January 15, 2014
by George Lyon, Liberal Democrat MEP for Scotland
ALDE Member and Coordinator of the EP’s Agriculture and Rural Development Committee
Vice President of the EP’s Budget Committee///
For those of us who believe that Scotland and the UK are far better off as part of the EU some of the debates we see in the media on a regular basis can be frustrating.
But the hysteria we have seen in some corners of the Conservative Party is not coalition government policy. The very simple reason behind this is that Liberal Democrats in government are standing up for our place in the EU in Whitehall and across government.
As a party of government, Scottish Liberal Democrats like Danny Alexander and Alistair Carmichael are working to make the case for Scotland and the UK remaining at the heart of Europe.
We have a Liberal Democrat Deputy Prime Minister who has made clear that there is no question of a UK opt out on the European Convention on Human Rights. Liberal Democrat Home Office Ministers are making the case for the European Arrest Warrant and a Liberal Democrat Business Secretary is making the positive case for immigration within Europe.
Of course there are things about the EU that we would like to change. This is why, along with my Liberal Democrat colleagues in Brussels, I worked on the budget committee to deliver a smaller EU budget that will see increased spending in those areas that will generate jobs and growth across the continent. But with 8 out of 10 businesses reporting that leaving the EU would put jobs at risk, cutting our ties with Europe would come with a substantial price tag attached. With 3 million jobs across the UK linked to on our membership of the EU, it is easy to see why we think this should be a priority.
In a recent blog post, SNP candidate Toni Giugliano raised a number of questions about the relationship that Scotland and the UK have with the EU. I agree with him that we are far better off in Europe than out of the EU. But his argument that independence for Scotland is the only way to give people here a better deal from the EU simply does not add up.
The SNP’s record on Europe is not one they should be proud of. Scottish Ministers went to court and spent tens of thousands of pounds preventing the release of advice on independence and the EU that turned out not to exist. Their recent independence White Paper claimed that there would be a seamless transition to full membership for Scotland on the same terms we enjoy at present in the event of a vote to separate from the rest of the UK. Less than 24 hours later, the Prime Minister of Spain added his voice to the growing collection of EU Ministers who have poured cold water on the SNP’s assertions.

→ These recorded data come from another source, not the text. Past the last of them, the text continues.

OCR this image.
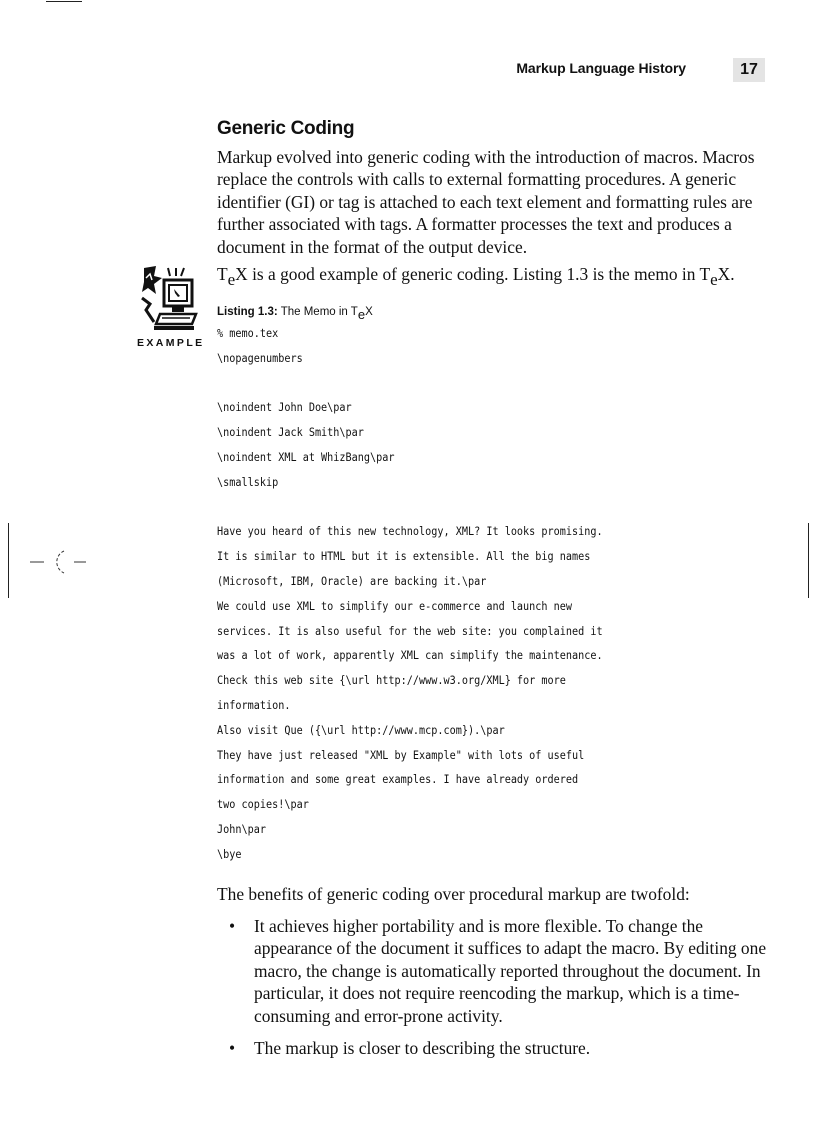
Markup Language History	17
Generic Coding

Markup evolved into generic coding with the introduction of macros. Macros replace the controls with calls to external formatting procedures. A generic identifier (GI) or tag is attached to each text element and formatting rules are further associated with tags. A formatter processes the text and produces a document in the format of the output device.

EXAMPLE

TeX is a good example of generic coding. Listing 1.3 is the memo in TeX.

Listing 1.3: The Memo in TeX
% memo.tex
\nopagenumbers

\noindent John Doe\par
\noindent Jack Smith\par
\noindent XML at WhizBang\par
\smallskip

Have you heard of this new technology, XML? It looks promising.
It is similar to HTML but it is extensible. All the big names
(Microsoft, IBM, Oracle) are backing it.\par
We could use XML to simplify our e-commerce and launch new
services. It is also useful for the web site: you complained it
was a lot of work, apparently XML can simplify the maintenance.
Check this web site {\url http://www.w3.org/XML} for more
information.
Also visit Que ({\url http://www.mcp.com}).\par
They have just released "XML by Example" with lots of useful
information and some great examples. I have already ordered
two copies!\par
John\par
\bye

The benefits of generic coding over procedural markup are twofold:

• It achieves higher portability and is more flexible. To change the appearance of the document it suffices to adapt the macro. By editing one macro, the change is automatically reported throughout the document. In particular, it does not require reencoding the markup, which is a time-consuming and error-prone activity.
• The markup is closer to describing the structure.
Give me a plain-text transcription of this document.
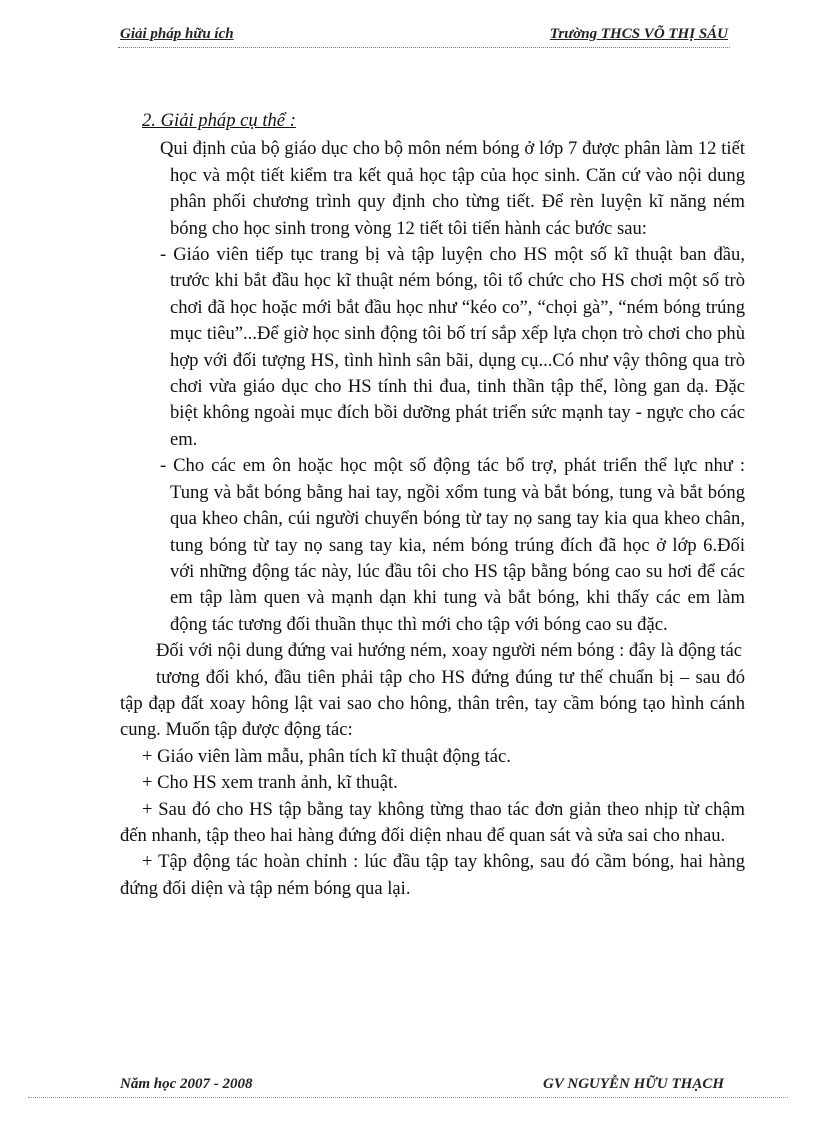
Giải pháp hữu ích	Trường THCS VÕ THỊ SÁU
2. Giải pháp cụ thể :

Qui định của bộ giáo dục cho bộ môn ném bóng ở lớp 7 được phân làm 12 tiết học và một tiết kiểm tra kết quả học tập của học sinh. Căn cứ vào nội dung phân phối chương trình quy định cho từng tiết. Để rèn luyện kĩ năng ném bóng cho học sinh trong vòng 12 tiết tôi tiến hành các bước sau:

- Giáo viên tiếp tục trang bị và tập luyện cho HS một số kĩ thuật ban đầu, trước khi bắt đầu học kĩ thuật ném bóng, tôi tổ chức cho HS chơi một số trò chơi đã học hoặc mới bắt đầu học như “kéo co”, “chọi gà”, “ném bóng trúng mục tiêu”...Để giờ học sinh động tôi bố trí sắp xếp lựa chọn trò chơi cho phù hợp với đối tượng HS, tình hình sân bãi, dụng cụ...Có như vậy thông qua trò chơi vừa giáo dục cho HS tính thi đua, tinh thần tập thể, lòng gan dạ. Đặc biệt không ngoài mục đích bồi dưỡng phát triển sức mạnh tay - ngực cho các em.

- Cho các em ôn hoặc học một số động tác bổ trợ, phát triển thể lực như : Tung và bắt bóng bằng hai tay, ngồi xổm tung và bắt bóng, tung và bắt bóng qua kheo chân, cúi người chuyển bóng từ tay nọ sang tay kia qua kheo chân, tung bóng từ tay nọ sang tay kia, ném bóng trúng đích đã học ở lớp 6.Đối với những động tác này, lúc đầu tôi cho HS tập bằng bóng cao su hơi để các em tập làm quen và mạnh dạn khi tung và bắt bóng, khi thấy các em làm động tác tương đối thuần thục thì mới cho tập với bóng cao su đặc.

Đối với nội dung đứng vai hướng ném, xoay người ném bóng : đây là động tác

tương đối khó, đầu tiên phải tập cho HS đứng đúng tư thế chuẩn bị – sau đó tập đạp đất xoay hông lật vai sao cho hông, thân trên, tay cầm bóng tạo hình cánh cung. Muốn tập được động tác:

+ Giáo viên làm mẫu, phân tích kĩ thuật động tác.

+ Cho HS xem tranh ảnh, kĩ thuật.

+ Sau đó cho HS tập bằng tay không từng thao tác đơn giản theo nhịp từ chậm đến nhanh, tập theo hai hàng đứng đối diện nhau để quan sát và sửa sai cho nhau.

+ Tập động tác hoàn chỉnh : lúc đầu tập tay không, sau đó cầm bóng, hai hàng đứng đối diện và tập ném bóng qua lại.

Năm học 2007 - 2008	GV NGUYỄN HỮU THẠCH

The President of the European Council, Herman van Rompuy is amongst those who has made clear that a state seceding from another member state would be a third party in relation to the EU and outside of the terms of the EU treaties.
I speak as someone who is unashamedly pro-European. If Scotland were to vote to split from the UK, I would fight tooth and nail to ensure that we could secure entry to the EU. But the fact is that EU membership would not be in the gift of the rest of the UK. Nor would things like the UK rebate or opt-outs on border controls and the Euro. Scotland’s European fate would rest with the 28 other member states, each of whom could veto the terms of any new membership deal.
When it comes to an independent Scotland and the EU, the picture is clear. The biggest imminent threat to our place in Europe and the benefits that we currently enjoy as part of the UK is not an EU referendum that might happen at an undetermined point in years to come. It is the referendum on Scotland’s place in the UK that will take place in September this year.
As part of a strong UK, we can work together to deliver the changes we want to see at the EU and keep the many benefits that we enjoy at present. Or we can choose to go it alone, becoming a smaller fish in a big pond and facing tough negotiations to secure even a fraction of the opt outs that we get as part of the UK.
There are many reasons why I think devolution within the UK offers Scotland the best of both worlds. The security of our EU membership and the strength that comes with being part of one of the biggest EU member states is one of them.
Despite the best efforts of the SNP to paint England as desperate to duck out of the EU, Scots should not forget that UKIP does not equal UK. Seeking to suggest otherwise might suit the SNP’s short-term goals but it is not in the long-term interests of families and businesses in Scotland.
When it comes to the EU, we should be clear that the choice facing Scotland this year is not UKIP or bust. As a party of government, the Liberal Democrats are working to make the case for a strong Scotland remaining at the heart of the UK and the EU. In Britain, in Europe and in work.